Spinach (just getting from tender salad greens to cooking-quality leaves)

Chard (we just enjoyed our first batch)

Collard Greens (also just had a first batch a few days ago, looking forward to more!)

Radishes (finishing off the last of these)

Pea shoots, peas are on the way

Mesclun greens (assorted including arugula and others)

Speckled heirloom lettuce

Romaine lettuce

Red leaf lettuce

Herbs: chives, 2 kinds of basil, tarragon, 3 kinds of sage, oregano, thyme, 4 kinds of mint, flat-leaf parsley, sorrel. Yanked the last of the cilantro a few days ago.

The red onions are looking great but I’m going to be good and wait for the shoots to dry up and wilt…
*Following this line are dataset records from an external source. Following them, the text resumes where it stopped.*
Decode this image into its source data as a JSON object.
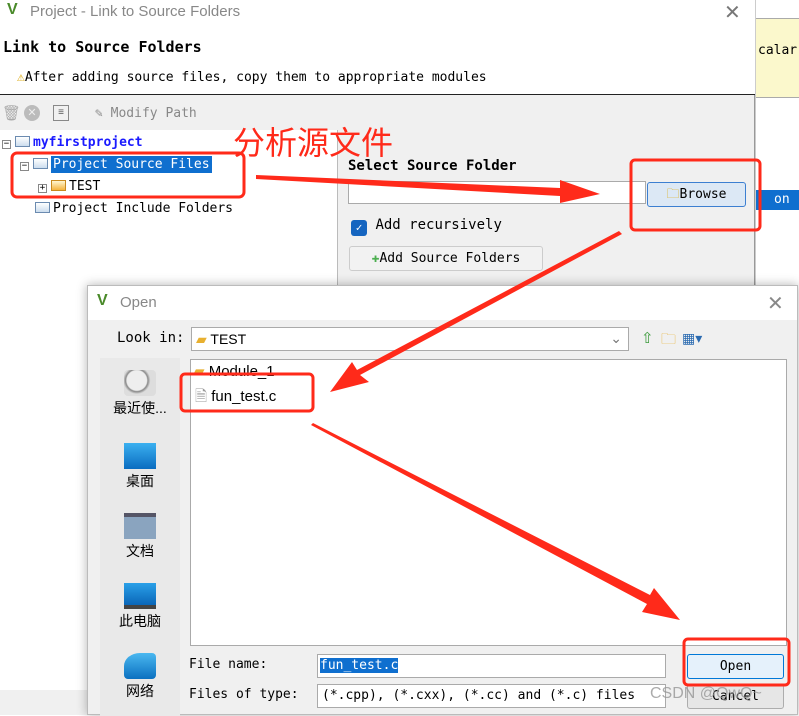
{
  "background_app": {
    "snippet_1": "calar",
    "snippet_2": "on"
  },
  "main_window": {
    "title": "Project - Link to Source Folders",
    "heading": "Link to Source Folders",
    "warning": "After adding source files, copy them to appropriate modules",
    "toolbar": {
      "modify_path_label": "Modify Path"
    },
    "tree": {
      "root": "myfirstproject",
      "items": [
        {
          "label": "Project Source Files",
          "selected": true
        },
        {
          "label": "TEST"
        },
        {
          "label": "Project Include Folders"
        }
      ]
    },
    "select_source_folder_label": "Select Source Folder",
    "source_folder_value": "",
    "browse_label": "Browse",
    "add_recursively_label": "Add recursively",
    "add_recursively_checked": true,
    "add_source_folders_label": "Add Source Folders"
  },
  "open_dialog": {
    "title": "Open",
    "look_in_label": "Look in:",
    "look_in_value": "TEST",
    "places": [
      "最近使...",
      "桌面",
      "文档",
      "此电脑",
      "网络"
    ],
    "files": [
      {
        "name": "Module_1",
        "type": "folder"
      },
      {
        "name": "fun_test.c",
        "type": "file"
      }
    ],
    "file_name_label": "File name:",
    "file_name_value": "fun_test.c",
    "files_of_type_label": "Files of type:",
    "files_of_type_value": "(*.cpp), (*.cxx), (*.cc) and (*.c) files",
    "open_label": "Open",
    "cancel_label": "Cancel"
  },
  "annotation": {
    "text": "分析源文件",
    "color": "#ff2a1a"
  },
  "watermark": "CSDN @QwQ~"
}
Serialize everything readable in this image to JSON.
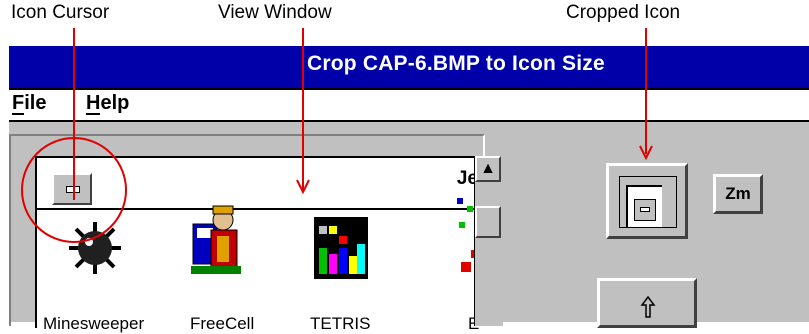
{
  "callouts": {
    "icon_cursor": "Icon Cursor",
    "view_window": "View Window",
    "cropped_icon": "Cropped Icon"
  },
  "window": {
    "title": "Crop CAP-6.BMP to Icon Size"
  },
  "menu": {
    "file": "File",
    "help": "Help"
  },
  "view": {
    "mini_title": "Je",
    "apps": [
      {
        "label": "Minesweeper",
        "icon": "minesweeper-icon"
      },
      {
        "label": "FreeCell",
        "icon": "freecell-icon"
      },
      {
        "label": "TETRIS",
        "icon": "tetris-icon"
      },
      {
        "label": "E",
        "icon": "partial-app-icon"
      }
    ]
  },
  "controls": {
    "zoom": "Zm"
  },
  "colors": {
    "titlebar": "#0000a8",
    "annotation": "#e00000",
    "client": "#c0c0c0"
  }
}
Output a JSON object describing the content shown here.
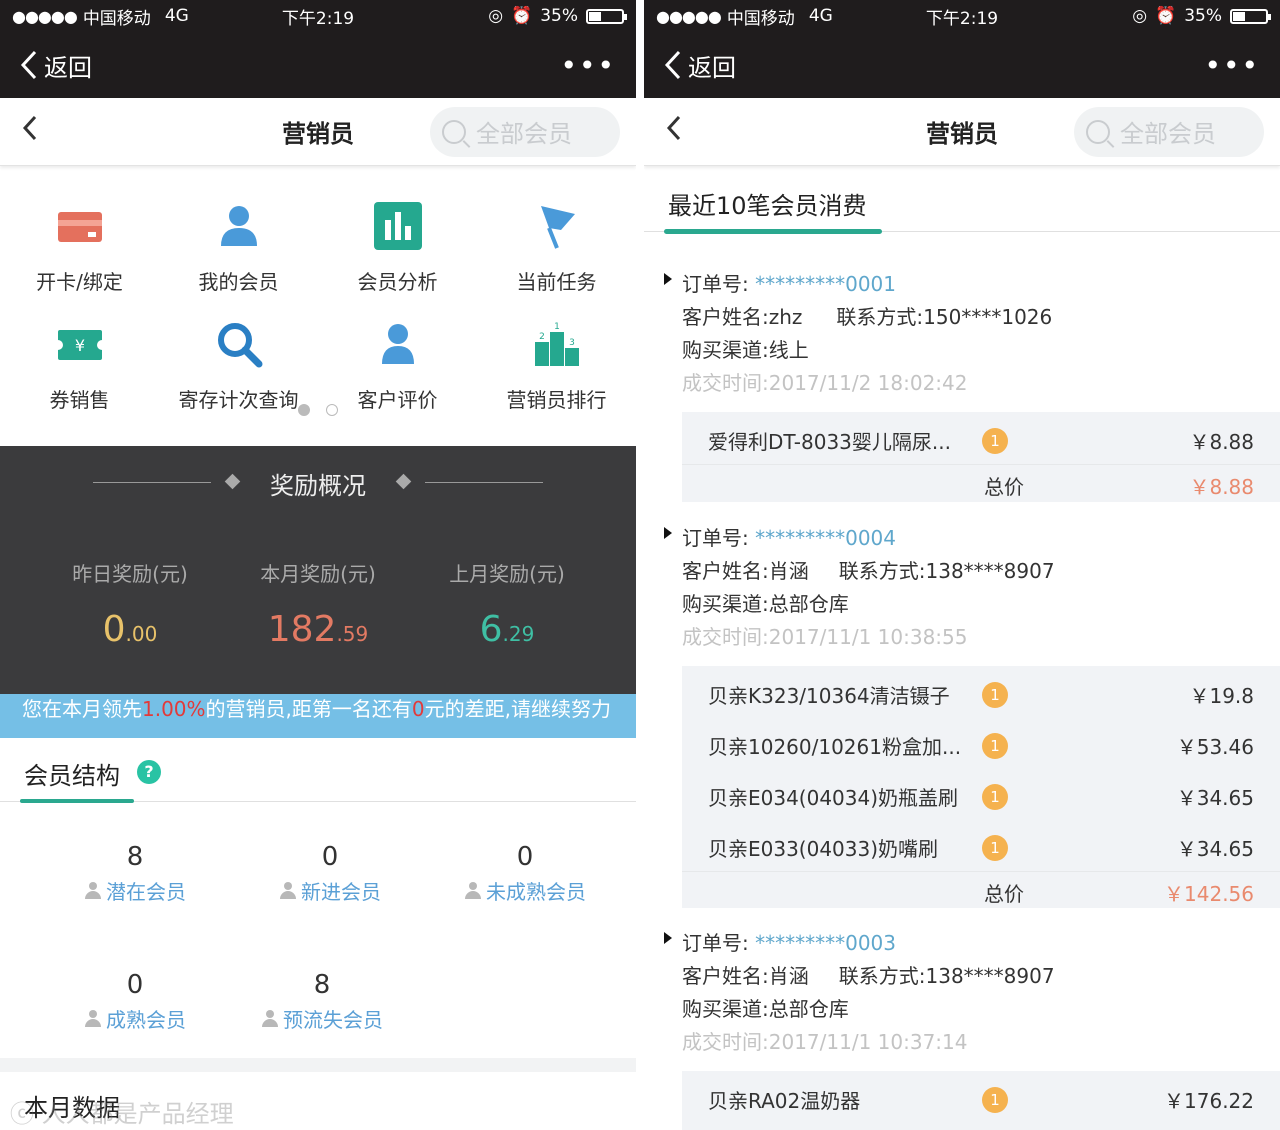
{
  "status": {
    "carrier": "中国移动",
    "network": "4G",
    "time": "下午2:19",
    "battery": "35%",
    "battery_level": 0.35
  },
  "wechat": {
    "back": "返回",
    "more": "•••"
  },
  "header": {
    "back_icon": "chevron-left",
    "title": "营销员",
    "search_placeholder": "全部会员"
  },
  "functions": [
    {
      "label": "开卡/绑定",
      "icon": "card-icon"
    },
    {
      "label": "我的会员",
      "icon": "user-icon"
    },
    {
      "label": "会员分析",
      "icon": "bar-chart-icon"
    },
    {
      "label": "当前任务",
      "icon": "flag-icon"
    },
    {
      "label": "券销售",
      "icon": "coupon-icon"
    },
    {
      "label": "寄存计次查询",
      "icon": "search-icon"
    },
    {
      "label": "客户评价",
      "icon": "customer-icon"
    },
    {
      "label": "营销员排行",
      "icon": "podium-icon"
    }
  ],
  "reward": {
    "title": "奖励概况",
    "yesterday": {
      "caption": "昨日奖励(元)",
      "int": "0",
      "dec": ".00",
      "color": "#e8c26a"
    },
    "month": {
      "caption": "本月奖励(元)",
      "int": "182",
      "dec": ".59",
      "color": "#e37a63"
    },
    "lastmonth": {
      "caption": "上月奖励(元)",
      "int": "6",
      "dec": ".29",
      "color": "#3fbfa4"
    }
  },
  "marquee": {
    "p1": "您在本月领先",
    "pct": "1.00%",
    "p2": "的营销员,距第一名还有",
    "gap": "0",
    "p3": "元的差距,请继续努力"
  },
  "member_structure": {
    "title": "会员结构",
    "help": "?",
    "groups": [
      {
        "count": "8",
        "label": "潜在会员"
      },
      {
        "count": "0",
        "label": "新进会员"
      },
      {
        "count": "0",
        "label": "未成熟会员"
      },
      {
        "count": "0",
        "label": "成熟会员"
      },
      {
        "count": "8",
        "label": "预流失会员"
      }
    ]
  },
  "month_data": {
    "title": "本月数据"
  },
  "orders_title": "最近10笔会员消费",
  "labels": {
    "order_no": "订单号:",
    "customer": "客户姓名:",
    "contact": "联系方式:",
    "channel": "购买渠道:",
    "time": "成交时间:",
    "total": "总价"
  },
  "orders": [
    {
      "no": "*********0001",
      "customer": "zhz",
      "contact": "150****1026",
      "channel": "线上",
      "time": "2017/11/2 18:02:42",
      "items": [
        {
          "name": "爱得利DT-8033婴儿隔尿...",
          "qty": "1",
          "price": "￥8.88"
        }
      ],
      "total": "￥8.88"
    },
    {
      "no": "*********0004",
      "customer": "肖涵",
      "contact": "138****8907",
      "channel": "总部仓库",
      "time": "2017/11/1 10:38:55",
      "items": [
        {
          "name": "贝亲K323/10364清洁镊子",
          "qty": "1",
          "price": "￥19.8"
        },
        {
          "name": "贝亲10260/10261粉盒加...",
          "qty": "1",
          "price": "￥53.46"
        },
        {
          "name": "贝亲E034(04034)奶瓶盖刷",
          "qty": "1",
          "price": "￥34.65"
        },
        {
          "name": "贝亲E033(04033)奶嘴刷",
          "qty": "1",
          "price": "￥34.65"
        }
      ],
      "total": "￥142.56"
    },
    {
      "no": "*********0003",
      "customer": "肖涵",
      "contact": "138****8907",
      "channel": "总部仓库",
      "time": "2017/11/1 10:37:14",
      "items": [
        {
          "name": "贝亲RA02温奶器",
          "qty": "1",
          "price": "￥176.22"
        }
      ],
      "total": ""
    }
  ],
  "watermark": "ⓒ 人人都是产品经理"
}
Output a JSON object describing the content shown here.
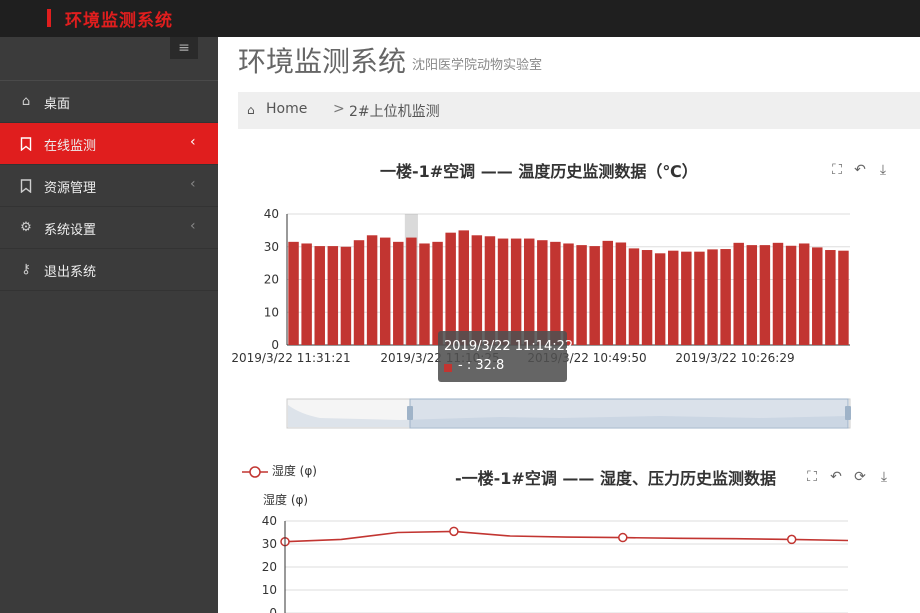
{
  "app": {
    "brand_title": "环境监测系统"
  },
  "sidebar": {
    "items": [
      {
        "label": "桌面",
        "icon": "home-icon",
        "active": false,
        "has_chevron": false
      },
      {
        "label": "在线监测",
        "icon": "bookmark-icon",
        "active": true,
        "has_chevron": true
      },
      {
        "label": "资源管理",
        "icon": "bookmark-icon",
        "active": false,
        "has_chevron": true
      },
      {
        "label": "系统设置",
        "icon": "gears-icon",
        "active": false,
        "has_chevron": true
      },
      {
        "label": "退出系统",
        "icon": "key-icon",
        "active": false,
        "has_chevron": false
      }
    ]
  },
  "header": {
    "title": "环境监测系统",
    "subtitle": "沈阳医学院动物实验室"
  },
  "breadcrumb": {
    "home": "Home",
    "separator": ">",
    "current": "2#上位机监测"
  },
  "colors": {
    "accent": "#e01e1e",
    "bar": "#c23531",
    "sidebar_bg": "#3b3b3b",
    "topbar_bg": "#1f1f1f"
  },
  "tooltip": {
    "time": "2019/3/22 11:14:22",
    "value_label": "- : 32.8"
  },
  "chart_data": [
    {
      "type": "bar",
      "title": "一楼-1#空调 —— 温度历史监测数据（℃）",
      "ylim": [
        0,
        40
      ],
      "yticks": [
        0,
        10,
        20,
        30,
        40
      ],
      "x_tick_labels": [
        "2019/3/22 11:31:21",
        "2019/3/22 11:10:25",
        "2019/3/22 10:49:50",
        "2019/3/22 10:26:29"
      ],
      "values": [
        31.5,
        31,
        30.2,
        30.2,
        30,
        32,
        33.5,
        32.8,
        31.5,
        32.8,
        31,
        31.5,
        34.3,
        35,
        33.5,
        33.2,
        32.5,
        32.5,
        32.5,
        32,
        31.5,
        31,
        30.5,
        30.2,
        31.8,
        31.3,
        29.5,
        29,
        28,
        28.8,
        28.5,
        28.5,
        29.2,
        29.3,
        31.2,
        30.5,
        30.5,
        31.2,
        30.3,
        31,
        29.8,
        29,
        28.8
      ],
      "highlight_index": 9,
      "grid": true
    },
    {
      "type": "line",
      "title": "-一楼-1#空调 —— 湿度、压力历史监测数据",
      "ylabel": "湿度 (φ)",
      "ylim": [
        0,
        40
      ],
      "yticks": [
        0,
        10,
        20,
        30,
        40
      ],
      "series": [
        {
          "name": "湿度 (φ)",
          "values": [
            31,
            32,
            35,
            35.5,
            33.5,
            33,
            32.8,
            32.5,
            32.3,
            32,
            31.5
          ]
        }
      ],
      "marker_indices": [
        0,
        3,
        6,
        9
      ],
      "grid": true
    }
  ]
}
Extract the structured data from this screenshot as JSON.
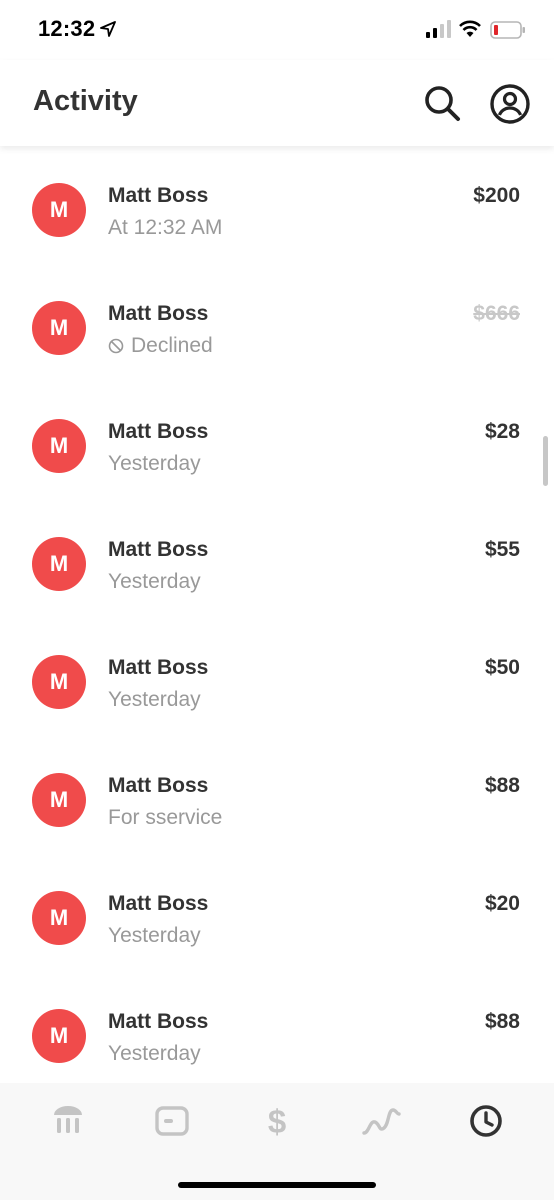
{
  "status_bar": {
    "time": "12:32"
  },
  "header": {
    "title": "Activity"
  },
  "transactions": [
    {
      "initial": "M",
      "name": "Matt Boss",
      "subtitle": "At 12:32 AM",
      "amount": "$200",
      "declined": false
    },
    {
      "initial": "M",
      "name": "Matt Boss",
      "subtitle": "Declined",
      "amount": "$666",
      "declined": true
    },
    {
      "initial": "M",
      "name": "Matt Boss",
      "subtitle": "Yesterday",
      "amount": "$28",
      "declined": false
    },
    {
      "initial": "M",
      "name": "Matt Boss",
      "subtitle": "Yesterday",
      "amount": "$55",
      "declined": false
    },
    {
      "initial": "M",
      "name": "Matt Boss",
      "subtitle": "Yesterday",
      "amount": "$50",
      "declined": false
    },
    {
      "initial": "M",
      "name": "Matt Boss",
      "subtitle": "For sservice",
      "amount": "$88",
      "declined": false
    },
    {
      "initial": "M",
      "name": "Matt Boss",
      "subtitle": "Yesterday",
      "amount": "$20",
      "declined": false
    },
    {
      "initial": "M",
      "name": "Matt Boss",
      "subtitle": "Yesterday",
      "amount": "$88",
      "declined": false
    }
  ],
  "bottom_nav": [
    {
      "icon": "bank-icon",
      "active": false
    },
    {
      "icon": "card-icon",
      "active": false
    },
    {
      "icon": "dollar-icon",
      "active": false
    },
    {
      "icon": "investing-icon",
      "active": false
    },
    {
      "icon": "clock-icon",
      "active": true
    }
  ],
  "colors": {
    "avatar": "#f04b4b",
    "text_primary": "#333333",
    "text_secondary": "#999999",
    "declined_amount": "#c8c8c8",
    "nav_inactive": "#c4c4c4",
    "nav_active": "#333333"
  }
}
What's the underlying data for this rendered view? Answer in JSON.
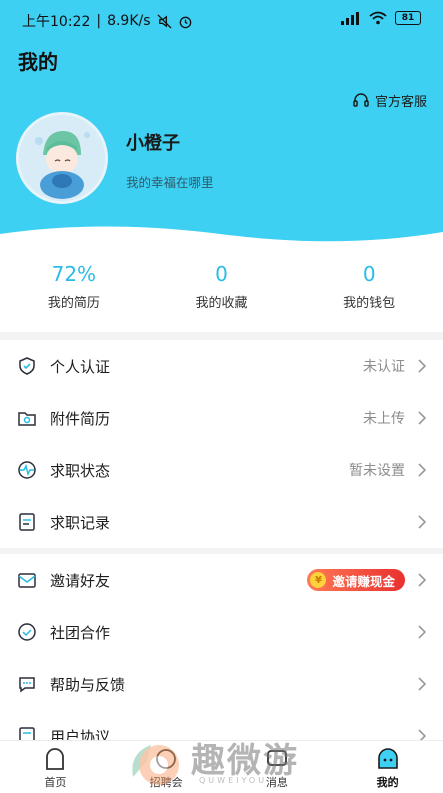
{
  "status_bar": {
    "time": "上午10:22",
    "net_speed": "8.9K/s",
    "battery": "81"
  },
  "header": {
    "title": "我的",
    "service_label": "官方客服"
  },
  "profile": {
    "name": "小橙子",
    "motto": "我的幸福在哪里"
  },
  "stats": [
    {
      "value": "72%",
      "label": "我的简历"
    },
    {
      "value": "0",
      "label": "我的收藏"
    },
    {
      "value": "0",
      "label": "我的钱包"
    }
  ],
  "menu_group_1": [
    {
      "label": "个人认证",
      "value": "未认证",
      "icon": "shield-check-icon"
    },
    {
      "label": "附件简历",
      "value": "未上传",
      "icon": "folder-icon"
    },
    {
      "label": "求职状态",
      "value": "暂未设置",
      "icon": "pulse-icon"
    },
    {
      "label": "求职记录",
      "value": "",
      "icon": "document-icon"
    }
  ],
  "menu_group_2": [
    {
      "label": "邀请好友",
      "badge": "邀请赚现金",
      "icon": "envelope-icon"
    },
    {
      "label": "社团合作",
      "icon": "handshake-icon"
    },
    {
      "label": "帮助与反馈",
      "icon": "chat-icon"
    },
    {
      "label": "用户协议",
      "icon": "agreement-icon"
    }
  ],
  "tabs": [
    {
      "label": "首页",
      "icon": "home-icon"
    },
    {
      "label": "招聘会",
      "icon": "fair-icon"
    },
    {
      "label": "消息",
      "icon": "message-icon"
    },
    {
      "label": "我的",
      "icon": "profile-icon",
      "active": true
    }
  ],
  "watermark": {
    "text": "趣微游",
    "sub": "QUWEIYOU"
  },
  "colors": {
    "header_bg": "#3ed0f2",
    "accent": "#2bbce6",
    "badge_start": "#ff7a55",
    "badge_end": "#e9302f"
  }
}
On their way (i.e. fruit already visible, just a matter of patience): Currants, gooseberries, celery, peas, zucchini.

That’s it for now… the abundance of greens is certainly testing my culinary creativity, but boy does it feel good to eat them! I will miss them greatly when they are gone, though I have a late crop of Tuscan black kale seeds in the soil in hopes of a mid-summer plethora of dark green goodness. And the chard tends to last really well through the summer.

Happy gardening – and eating – it’s finally feeling a lot like summer!